The AWK programming language interpreter works in many ways like sed; it accepts (by default) lines of input, performs pattern-matching and filtering on each, and applies actions based on those patterns.
AWK is especially well-suited for data that takes the form of a regular pattern of words, or fields, which makes it ideal for filtering data in clearly-delineated columns. By default, fields are separated by any whitespace (spaces or tabs), and records are separated by newlines, but both of these can be changed as part of the program.
The basic form of an AWK program is a set of patterns for each record (normally a line) to match, for which an action is performed for each matching record.
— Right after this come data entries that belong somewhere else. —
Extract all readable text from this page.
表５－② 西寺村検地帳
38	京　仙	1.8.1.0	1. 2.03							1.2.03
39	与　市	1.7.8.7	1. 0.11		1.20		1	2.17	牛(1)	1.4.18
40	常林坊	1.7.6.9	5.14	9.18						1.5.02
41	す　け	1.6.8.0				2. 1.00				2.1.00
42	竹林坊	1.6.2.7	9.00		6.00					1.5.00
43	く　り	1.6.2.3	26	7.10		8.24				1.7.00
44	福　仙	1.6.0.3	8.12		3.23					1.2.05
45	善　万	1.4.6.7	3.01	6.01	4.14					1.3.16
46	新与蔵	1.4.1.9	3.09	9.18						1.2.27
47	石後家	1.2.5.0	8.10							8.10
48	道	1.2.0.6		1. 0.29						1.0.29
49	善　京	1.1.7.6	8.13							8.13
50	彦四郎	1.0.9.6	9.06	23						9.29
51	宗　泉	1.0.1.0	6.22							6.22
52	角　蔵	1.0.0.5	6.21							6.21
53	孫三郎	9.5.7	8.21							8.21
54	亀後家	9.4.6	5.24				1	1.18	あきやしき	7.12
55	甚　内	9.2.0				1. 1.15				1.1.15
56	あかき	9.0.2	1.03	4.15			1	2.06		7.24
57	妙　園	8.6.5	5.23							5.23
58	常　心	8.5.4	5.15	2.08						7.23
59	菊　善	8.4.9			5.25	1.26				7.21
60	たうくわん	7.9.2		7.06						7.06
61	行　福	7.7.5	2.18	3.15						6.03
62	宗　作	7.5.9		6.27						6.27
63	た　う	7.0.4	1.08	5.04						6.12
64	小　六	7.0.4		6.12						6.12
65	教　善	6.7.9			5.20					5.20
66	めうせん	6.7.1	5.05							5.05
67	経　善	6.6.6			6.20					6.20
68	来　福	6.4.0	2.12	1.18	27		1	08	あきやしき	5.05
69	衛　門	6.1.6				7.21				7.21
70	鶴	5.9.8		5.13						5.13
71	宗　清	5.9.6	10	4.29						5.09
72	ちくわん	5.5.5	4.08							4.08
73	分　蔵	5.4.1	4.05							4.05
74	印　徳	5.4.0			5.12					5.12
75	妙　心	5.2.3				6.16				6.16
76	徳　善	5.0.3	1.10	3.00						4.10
We will take a look at some simple examples so you can get an idea of the kinds of patterns and actions that are possible.
We'll use the following groceries data file for our example AWK programs:
$ cat groceries Item Quantity Price Apples 5 0.50 Cereal 1 3.40 Soda 2 1.10
The best-known application of AWK for administrators and programmers is to extract a single column of data. We can do this with a print command and by specifying the second column with $2:
$ awk '{ print $2 }' groceries
Quantity
5
1
2
We can also print multiple columns by separating them with commas:
$ awk '{ print $2, $3 }' groceries
Quantity Price
5 0.50
1 3.40
2 1.10
If we want to exclude the first line with the headers so that we only retrieve the number data, we can do that as part of the AWK program too, by specifying a condition as the pattern preceding the action:
$ awk 'NR > 1 { print $2, $3 }' groceries
5 0.50
1 3.40
2 1.10
NR in the preceding command refers to the record number, in this case the same as the line number, and specifies that the second and third columns should only be printed if the record number is greater than 1, thereby skipping the headers.
We can even do some arithmetic, calculating the total price for each item by multiplying the unit price by the quantity, then formatting them and prefixing them with a dollar sign using printf:
$ awk 'NR > 1 { printf "$%.2f\n", $2 * $3 }' groceries
$2.50
$3.40
$2.20
As with sed, these examples only scratch the surface; AWK is a small programming language, but it has many features beyond merely filtering by column number. Consult the documentation for your system's version of awk to get a better idea of what it can do. Note that different versions of AWK support different extensions to the POSIX standard; keep your AWK programs simple, if you can!